Putting Indian insurers and reinsurers in a major dilemma, New Delhi today declined to spell out its stance on a possible funding of a project linked to Beijing's ambitious USD 4 trillion One Belt One Road (OBOR) initiative by the Asian Infrastructure Investment Bank (AIIB).

"These things (loan proposals) are discussed at the board level and the final decision is taken keeping all interests and viewpoints in mind. We don't make our stand outside the boardroom," said interim Finance Minister Piyush Goyal who was in Mumbai on Sunday to attend the third Annual Meeting of the Asian Infrastructure Investment Bank (AIIB).  


The minister was replying to a specific question on the government stance if a proposal for funding to a project linked to the OBOR initiative comes up before the AIIB.


“Though projects related to the OBOR provides a huge ibusiness opportunity for us, we don't konw as yet, whether we can participate in these projects, as Indian government is not participating in the plans to develop mega infrastructure projects around the globe. We would wait a till further clarity emerges to take any decision ,'' said a state owned GIC Re official.


Though Indian insurers and reinsurers will not participate directly in insuring the projects, sometimes, they have to participate in the retrcession programme– insuring a reinsurer- of global insurers and reinsurers who would provide coverage to the OBOR projects.    


So far, no project lending proposal linked to the OBOR has come up for funding before the AIIB, where China is the biggest owner with 31 per cent stake, economic affairs secretary SC Garg added.


India, the second largest shareholder of AIIB with an 8 per cent stake, has been opposed to the OBOR, which is building transcontinental roads, railways and ports.


Government is specifically concerned about the USD 57 billion China-Pakistan Economic Corridor (CPEC) that passes through the Pakistan-Occupied-Kashmir and is fully funded by Beijing under the OBOR.


Reminding that the AIIB has 86 member-countries, Garg said no one should feel that the bank "belongs to a particular country" and pointed out that there have not been any OBOR- linked projects that have come up for lending at the multilateral body.


"In a way, it might be as Chinese as the World Bank is American.
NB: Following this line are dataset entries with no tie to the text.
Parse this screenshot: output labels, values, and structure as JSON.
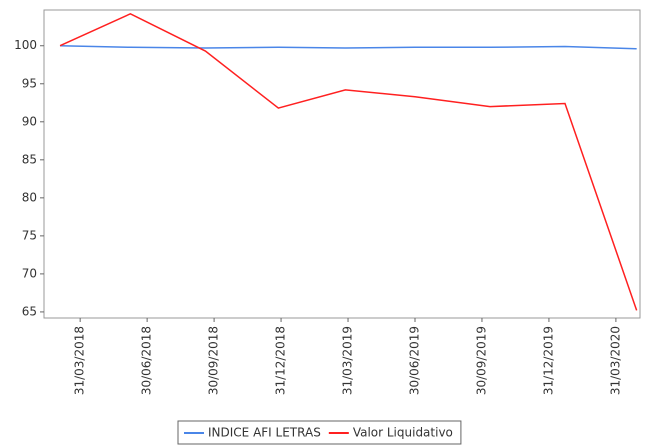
{
  "chart_data": {
    "type": "line",
    "x": [
      -0.3,
      0.75,
      1.87,
      2.96,
      3.96,
      5,
      6.12,
      7.24,
      8.31
    ],
    "xlim": [
      -0.54,
      8.36
    ],
    "xticks": [
      {
        "value": 0,
        "label": "31/03/2018"
      },
      {
        "value": 1,
        "label": "30/06/2018"
      },
      {
        "value": 2,
        "label": "30/09/2018"
      },
      {
        "value": 3,
        "label": "31/12/2018"
      },
      {
        "value": 4,
        "label": "31/03/2019"
      },
      {
        "value": 5,
        "label": "30/06/2019"
      },
      {
        "value": 6,
        "label": "30/09/2019"
      },
      {
        "value": 7,
        "label": "31/12/2019"
      },
      {
        "value": 8,
        "label": "31/03/2020"
      }
    ],
    "ylim": [
      64.2,
      104.7
    ],
    "yticks": [
      65,
      70,
      75,
      80,
      85,
      90,
      95,
      100
    ],
    "series": [
      {
        "name": "INDICE AFI LETRAS",
        "color": "#4a86e8",
        "values": [
          100,
          99.8,
          99.7,
          99.8,
          99.7,
          99.8,
          99.8,
          99.9,
          99.6
        ]
      },
      {
        "name": "Valor Liquidativo",
        "color": "#ff2020",
        "values": [
          100,
          104.2,
          99.3,
          91.8,
          94.2,
          93.3,
          92.0,
          92.4,
          65.2
        ]
      }
    ],
    "legend": "bottom"
  }
}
We've not seen any OBOR project specifically funded by AIIB," Garg said, but adding quickly that New Delhi has an issue with the OBOR.


"The AIIB is a multilateral development bank. It is as much an Indian bank as it is a Chinese or British bank," AIIB vice-president and corporate secretary Danny Alexander told reporters.
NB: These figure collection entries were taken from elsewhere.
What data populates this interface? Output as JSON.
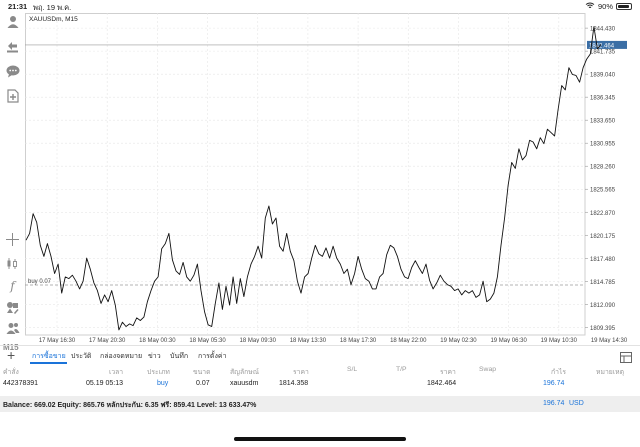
{
  "status_bar": {
    "time": "21:31",
    "date": "พฤ. 19 พ.ค.",
    "battery": "90%",
    "battery_level": 0.9
  },
  "chart": {
    "symbol_label": "XAUUSDm, M15",
    "timeframe_label": "M15",
    "current_price": "1842.464",
    "buy_line_label": "buy 0.07",
    "colors": {
      "price_line": "#111111",
      "current_price_tag": "#3a6ea5",
      "buy_line": "#9a9a9a",
      "grid": "#e6e6e6"
    }
  },
  "chart_data": {
    "type": "line",
    "symbol": "XAUUSDm",
    "timeframe": "M15",
    "y_tick_labels": [
      "1844.430",
      "1841.735",
      "1839.040",
      "1836.345",
      "1833.650",
      "1830.955",
      "1828.260",
      "1825.565",
      "1822.870",
      "1820.175",
      "1817.480",
      "1814.785",
      "1812.090",
      "1809.395"
    ],
    "x_tick_labels": [
      "17 May 16:30",
      "17 May 20:30",
      "18 May 00:30",
      "18 May 05:30",
      "18 May 09:30",
      "18 May 13:30",
      "18 May 17:30",
      "18 May 22:00",
      "19 May 02:30",
      "19 May 06:30",
      "19 May 10:30",
      "19 May 14:30"
    ],
    "ylim": [
      1808.5,
      1846.2
    ],
    "current_price": 1842.464,
    "buy_level": 1814.358,
    "series": [
      {
        "values": [
          1819.6,
          1820.4,
          1822.7,
          1821.7,
          1819.0,
          1817.7,
          1819.2,
          1817.7,
          1815.7,
          1816.8,
          1813.4,
          1815.3,
          1815.1,
          1815.5,
          1814.8,
          1813.9,
          1814.8,
          1817.5,
          1816.2,
          1814.6,
          1813.7,
          1812.2,
          1813.2,
          1812.4,
          1813.7,
          1812.0,
          1809.1,
          1810.0,
          1809.5,
          1809.8,
          1809.6,
          1810.5,
          1810.2,
          1810.6,
          1812.4,
          1813.7,
          1814.8,
          1815.3,
          1818.6,
          1819.2,
          1820.4,
          1817.3,
          1816.0,
          1815.6,
          1817.0,
          1815.3,
          1814.8,
          1815.5,
          1816.8,
          1813.7,
          1811.2,
          1809.7,
          1809.5,
          1812.2,
          1814.6,
          1811.5,
          1814.2,
          1812.0,
          1815.3,
          1812.2,
          1815.1,
          1813.0,
          1815.3,
          1816.8,
          1817.7,
          1818.9,
          1817.5,
          1822.2,
          1823.6,
          1821.5,
          1822.2,
          1818.9,
          1818.3,
          1820.4,
          1818.3,
          1817.2,
          1814.8,
          1813.4,
          1815.3,
          1815.7,
          1817.5,
          1819.0,
          1818.0,
          1817.7,
          1818.7,
          1817.5,
          1818.9,
          1817.5,
          1816.8,
          1815.7,
          1816.2,
          1814.4,
          1815.7,
          1817.7,
          1816.2,
          1815.1,
          1814.8,
          1813.9,
          1813.9,
          1815.3,
          1815.7,
          1817.9,
          1819.0,
          1818.7,
          1817.7,
          1816.2,
          1815.3,
          1815.1,
          1816.4,
          1817.2,
          1816.4,
          1815.7,
          1816.8,
          1814.9,
          1813.9,
          1814.6,
          1815.5,
          1814.8,
          1814.4,
          1814.2,
          1813.7,
          1813.9,
          1813.2,
          1813.7,
          1813.4,
          1813.7,
          1812.9,
          1813.2,
          1814.8,
          1812.4,
          1812.7,
          1813.4,
          1815.3,
          1819.0,
          1822.2,
          1826.0,
          1828.7,
          1828.0,
          1830.3,
          1829.0,
          1829.5,
          1831.3,
          1831.1,
          1830.3,
          1831.6,
          1830.9,
          1832.6,
          1832.2,
          1831.8,
          1834.9,
          1837.7,
          1837.2,
          1839.8,
          1839.0,
          1838.9,
          1838.1,
          1839.8,
          1840.8,
          1841.4,
          1844.6,
          1842.0,
          1842.5
        ]
      }
    ],
    "grid": true
  },
  "toolbox": {
    "tabs": [
      {
        "label": "การซื้อขาย",
        "active": true
      },
      {
        "label": "ประวัติ",
        "active": false
      },
      {
        "label": "กล่องจดหมาย",
        "active": false
      },
      {
        "label": "ข่าว",
        "active": false
      },
      {
        "label": "บันทึก",
        "active": false
      },
      {
        "label": "การตั้งค่า",
        "active": false
      }
    ],
    "columns": [
      "คำสั่ง",
      "เวลา",
      "ประเภท",
      "ขนาด",
      "สัญลักษณ์",
      "ราคา",
      "S/L",
      "T/P",
      "ราคา",
      "Swap",
      "กำไร",
      "หมายเหตุ"
    ],
    "order": {
      "ticket": "442378391",
      "time": "05.19 05:13",
      "type": "buy",
      "size": "0.07",
      "symbol": "xauusdm",
      "open_price": "1814.358",
      "sl": "",
      "tp": "",
      "price": "1842.464",
      "swap": "",
      "profit": "196.74",
      "comment": ""
    },
    "balance_text": "Balance: 669.02 Equity: 865.76 หลักประกัน: 6.35 ฟรี: 859.41 Level: 13 633.47%",
    "total_profit": "196.74",
    "currency": "USD"
  }
}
He further said no project will be financed unless it meets the laid-down principles, which are created by all AIIB member-countries and the approval of the board is necessary for any funding.
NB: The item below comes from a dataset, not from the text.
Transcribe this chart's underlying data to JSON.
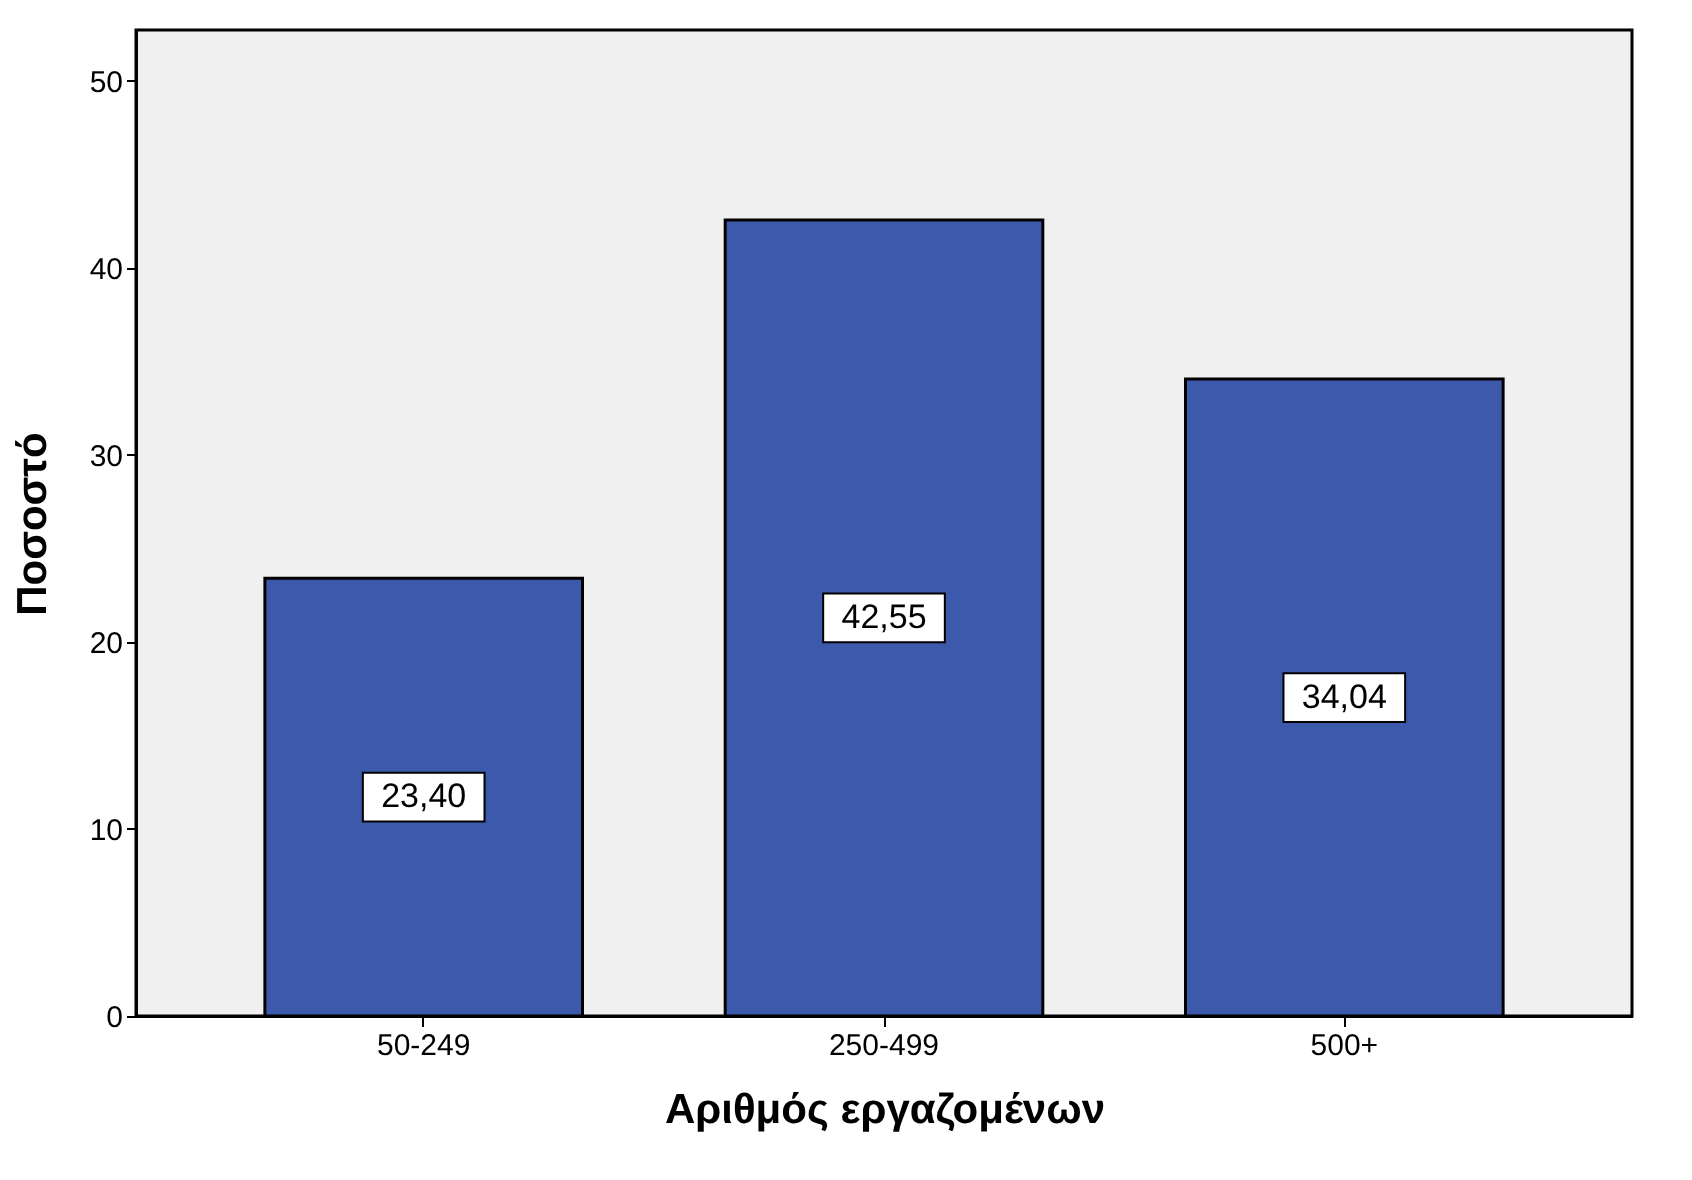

When asked specifically if the AIIB is sympathetic to Indian concerns over the CPEC, he said, "our bank is apolitical. We don't comment on the internal affairs of any member-country, be it India or anybody else. What drives our investments is projects, and not politics." 


One Belt, One Road (OBOR) is a USD 4 trillion Chinese initiative aimed at developing integrated trade corridors across Asia, Europe, Africa and the Middle East. The initiative will see China expand domestic and overseas investment in transport, as well as the associated energy, power and industrial infrastructure required to strengthen trade links.